We can use the name of a delegate class instead the name of delegate function as argument for wraps. In this case, the constructor of the given class will be invoked while being passed the invocation arguments, and the calling layer will get the class insurance such constructed.

class DelegateClass:
    def __init__(self, nuance):
        self._nuance = nuance


c = SomeClass('blue')
c.some_method = Mock(wraps=DelegateClass)

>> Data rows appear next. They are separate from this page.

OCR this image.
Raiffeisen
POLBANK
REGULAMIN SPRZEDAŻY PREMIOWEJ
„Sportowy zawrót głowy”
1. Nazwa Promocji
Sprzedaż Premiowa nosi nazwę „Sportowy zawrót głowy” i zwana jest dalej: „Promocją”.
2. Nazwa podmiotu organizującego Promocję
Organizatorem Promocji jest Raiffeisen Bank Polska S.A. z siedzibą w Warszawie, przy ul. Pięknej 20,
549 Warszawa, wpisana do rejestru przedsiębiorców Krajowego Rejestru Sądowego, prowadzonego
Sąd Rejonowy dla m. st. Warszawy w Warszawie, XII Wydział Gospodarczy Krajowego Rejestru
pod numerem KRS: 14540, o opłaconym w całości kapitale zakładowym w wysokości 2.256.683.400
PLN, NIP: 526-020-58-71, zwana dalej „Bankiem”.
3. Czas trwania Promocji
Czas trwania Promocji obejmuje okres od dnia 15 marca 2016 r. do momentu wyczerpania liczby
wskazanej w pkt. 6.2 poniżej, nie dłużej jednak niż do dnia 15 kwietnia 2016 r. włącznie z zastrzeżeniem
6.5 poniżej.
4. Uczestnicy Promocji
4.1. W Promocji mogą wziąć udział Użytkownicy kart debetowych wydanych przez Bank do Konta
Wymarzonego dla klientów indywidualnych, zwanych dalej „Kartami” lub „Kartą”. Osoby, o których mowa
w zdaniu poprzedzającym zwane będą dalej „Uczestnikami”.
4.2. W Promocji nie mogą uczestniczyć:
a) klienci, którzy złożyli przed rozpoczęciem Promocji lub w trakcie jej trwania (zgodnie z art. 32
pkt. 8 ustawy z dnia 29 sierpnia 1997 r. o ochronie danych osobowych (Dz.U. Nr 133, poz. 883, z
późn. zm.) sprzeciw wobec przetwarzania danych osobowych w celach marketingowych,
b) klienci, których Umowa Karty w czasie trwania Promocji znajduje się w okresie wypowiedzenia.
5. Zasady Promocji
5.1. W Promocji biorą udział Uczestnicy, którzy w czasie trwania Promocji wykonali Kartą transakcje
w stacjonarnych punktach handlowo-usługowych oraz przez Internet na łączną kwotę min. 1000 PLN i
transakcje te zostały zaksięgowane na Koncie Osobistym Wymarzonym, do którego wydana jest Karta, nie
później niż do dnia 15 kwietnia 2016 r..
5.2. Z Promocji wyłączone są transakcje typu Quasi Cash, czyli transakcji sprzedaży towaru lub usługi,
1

result = c.some_method('light')

assert isinstance(result, DelegateClass)
assert result._nuance == 'light'

Mocking a Method with patch()

Deplete https://kb.novaordis.com/index.php/Python_Mocking_with_unitest.mock#Mocking_a_Method

Mock Introspection

Once the mock was used and was invoked into, it is important to be able to tell whether it was used in the proper way. This is where observability comes in.

Deplete:

Asserting_Invocations_on_Mock

Mock was Used as a Target Instance

Useful accessors: method_calls, mock_calls.

>Also, when a new method invocation was sent into the Mock instance, the Mock instance "gains" a new attribute with the name of the invoked method.

Mock was Used as a Mock Method

Useful accessors: called, call_args, call_arg_list, call_count.